10. Should the process of becoming a member of the board of directors of this organization be transparent?
11. Do county commissioners have the authority to appoint board members who could best represent the interests of their communities and oversee the organization’s expenditures? Do the board members represent all businesses, areas of the county and all commission districts fairly?
12. Did the Beacon Council spend approximately $1 million to remodel its one story office in a building it doesn’t own? Who paid for this? Was it tax money? Or was it private money? Was there a public bidding process for all the work? Did local companies benefit from this project?
13. Who is the Beacon Council hosting in its newly renovated million-dollar offices? Does the office help mitigate travel expenses?

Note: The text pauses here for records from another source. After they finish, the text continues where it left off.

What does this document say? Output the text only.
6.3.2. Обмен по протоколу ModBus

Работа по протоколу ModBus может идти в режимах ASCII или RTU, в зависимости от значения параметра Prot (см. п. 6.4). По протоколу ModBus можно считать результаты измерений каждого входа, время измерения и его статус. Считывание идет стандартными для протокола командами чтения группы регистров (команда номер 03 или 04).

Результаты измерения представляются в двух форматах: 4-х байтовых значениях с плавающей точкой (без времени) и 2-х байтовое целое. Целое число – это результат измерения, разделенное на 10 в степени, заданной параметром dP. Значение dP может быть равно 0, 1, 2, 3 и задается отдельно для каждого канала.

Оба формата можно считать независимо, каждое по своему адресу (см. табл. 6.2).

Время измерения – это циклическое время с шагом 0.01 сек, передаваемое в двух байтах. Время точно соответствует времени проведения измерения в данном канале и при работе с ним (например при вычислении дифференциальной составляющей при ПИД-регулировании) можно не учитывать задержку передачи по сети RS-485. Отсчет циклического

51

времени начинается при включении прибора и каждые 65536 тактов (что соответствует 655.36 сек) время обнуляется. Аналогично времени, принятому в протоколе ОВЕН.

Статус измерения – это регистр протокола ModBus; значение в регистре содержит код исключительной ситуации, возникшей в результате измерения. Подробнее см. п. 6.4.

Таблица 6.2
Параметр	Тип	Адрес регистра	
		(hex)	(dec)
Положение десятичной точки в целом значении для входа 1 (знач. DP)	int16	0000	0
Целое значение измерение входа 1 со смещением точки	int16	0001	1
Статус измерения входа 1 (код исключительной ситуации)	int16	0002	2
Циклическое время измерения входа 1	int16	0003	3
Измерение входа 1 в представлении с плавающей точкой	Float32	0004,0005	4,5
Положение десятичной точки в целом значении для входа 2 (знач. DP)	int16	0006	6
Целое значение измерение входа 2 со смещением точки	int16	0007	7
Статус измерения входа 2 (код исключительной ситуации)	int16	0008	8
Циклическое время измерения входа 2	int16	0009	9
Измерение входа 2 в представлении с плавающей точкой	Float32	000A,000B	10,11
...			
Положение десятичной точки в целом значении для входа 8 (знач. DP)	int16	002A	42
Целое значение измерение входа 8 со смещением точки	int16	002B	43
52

14. Who pays for the legal services provided to the Beacon Council? Was the firm selected through a competitive bidding process? Are the legal bills available for public viewing?
15. How are the services provided by the Beacon Council evaluated each year? If so, is this a public process? Are goals set and, if so, who sets the goals? Are there competing groups who are available to provide the same services? Who performs the evaluations and are the evaluations available for the public to view?
16. How do county commissioners ensure that all businesses and areas throughout Miami-Dade County receive a fair share from the Beacon Council rather than just Downtown as well as in Doral and Coral Gables? All businesses pay in regardless of where they are located; what input does the average business have in determining where the focus of the Beacon Council is placed?
Times have changed and everyone, every organization that receives tax dollars should step up and demonstrate that it provides the best return on the public dollar, rather than receiving funding merely because it has in years past. Isn’t it time that county leadership changes or updates its own mandated Resolution R-1066-88 and allow for other organizations or agencies in Miami-Dade County to receive or compete for some of the funds to oversee economic development strategies that will best serve their local communities.
Times have changed drastically since 1986, but for an organization that seems to have been enjoying the fruits of another’s labor, that may not be so apparent.